Dissents Of The Day

A reader quotes me:

But like Ambers, I’m neither shocked nor that outraged. Meta-data is not the content of our phone records.

You’re grossly underestimating the contents and richness of modern metadata. The line between PRISM slide crop“contents” and “metadata” has blurred in the age of mobile, and the government is taking advantage of that. In 1970s and 1980s, when we passed most of our current government privacy laws, phones were dumb, stationary, shared devices that we used several times a day and otherwise left alone. Today’s phones are “smart” personal devices that are turned on and on us all day. They generate a record of a specific individual’s calls. They also create a constant, moment-by-moment record of our movements. And once I have that, I know where you work, I know where you sleep, I know the church you attend and the doctors you visit. I can also make a pretty good guess of whether you’re gay or straight (are you always at 17th and Q on weekends?).  As a few of the articles point out, it appears highly possible that the data authorized by the 215 order includes this kind of location data.

I guess I assumed that was already taking place, and don’t have the visceral reaction many have. I understand the gravity of the worry – and think this should have been an open, discussable program, rather than a super-secret one. With any luck, this new leak – how’s that aggressive plugging of holes going, Mr Holder? – will prompt a review and an update to guard against easy oversight of new modes of communication.

But, sorry, I don’t find such data-mining for national security purposes to be that horrifying. If that’s the price we have to pay for deterring Jihadist attacks, then we should recognize there’s a trade-off. The problem is that we, the public, cannot judge the gravity of those threats and so cannot even weigh the necessity of giving up our privacy. The threat may be far less than we fear. Another reader pushes back even harder:

Metadata is important.

Your phone metadata tells the NSA who your friends are,and which political groups you associate with.  It tells them where you are, within a quarter of a mile, nearly every minute of the day, as it it no doubt includes every time your phone switches from connecting to one cell tower to another, whether or not you make a call.  It tells them who you bank with, and probably where and when you travel.  It tells them where you shop.  And they never delete it.

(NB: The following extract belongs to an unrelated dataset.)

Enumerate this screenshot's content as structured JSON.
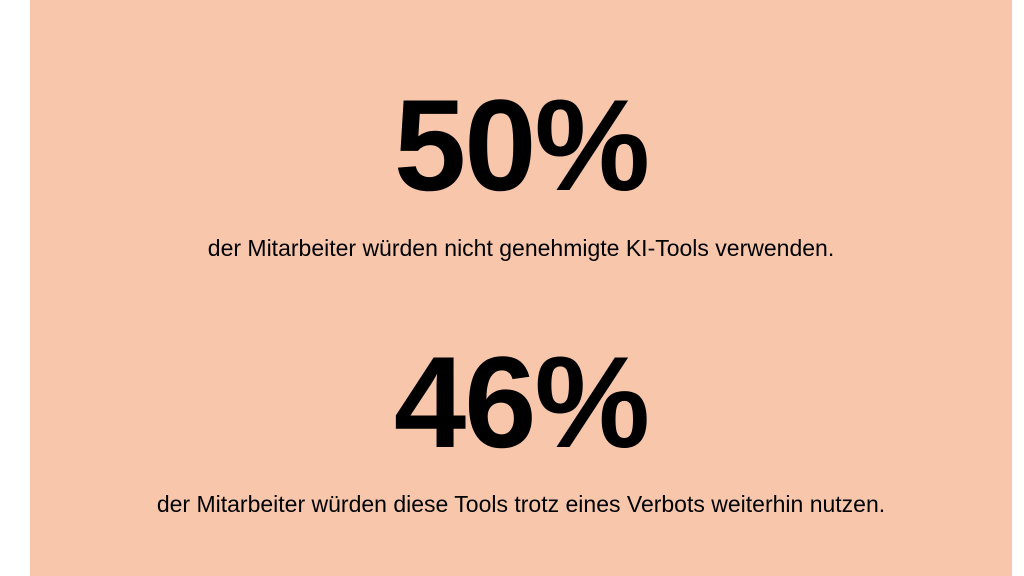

BTW, you have no real evidence that it doesn’t tell them the contents of your texts or email.  The disclosed document talks about voice calls, but it is likely there are comparable orders in place for text, email and for other carriers, probably including landline providers.  And the “business records” section of the Patriot Act makes no distinction between the contents of communication and the associated meta data.

It sounds to me like the NSA’s request was simply trying to be pragmatic and limit the information vacuumed up to information that could be stored and forwarded easily by the phone company.  The contents of voice communication is probably a bit too large there; even a one minute call at 64Kbits/sec is 480,000 bytes.  But texts are tiny; 140 bytes for a long one. Pragmatically, they could easily be stored and sent to the NSA.

We could ask Verizon if they send the contents of texts to the NSA.  If they don’t/can’t answer, there’s your answer; the law doesn’t seem to require that they lie, simply that they not answer at all if asked.

Another:

I’m pretty shocked by your blasé attitude about the revelation that the government in all likelihood maintains a database of when (and in many cases where) every single US phone call in the last seven years was made, and all the phone numbers involved.

It’s possible that there’s a good case to be made for all of this – but shouldn’t that case have been made first? I’m all for secrecy when it’s necessary for an investigation. But in this case, what could possibly be gained, operationally, from keeping this program a secret?  If the case for wholesale surveillance is so strong as everyone is now belatedly claiming, why were they so afraid to make the case publicly?

I think the answer is fairly obvious: Americans would never stand for it. And that’s a fundamentally illegitimate reason to keep something classified.

If you were wondering where the true scandal of the Obama administration is – the one that really belongs at the president’s feet and nowhere else – it’s here. Even if no laws were broken, and even if this is truly an “indispensable” tool in the fight against terrorism, hiding the existence of something like this for no reason other than to avoid public outrage has no place in a democracy.

On that last point I agree. The only justification for it is the prevention of Jihadist terrorism. Personally, I’m not that troubled by this kind of oversight. But why not debate it openly? It might even gain some support.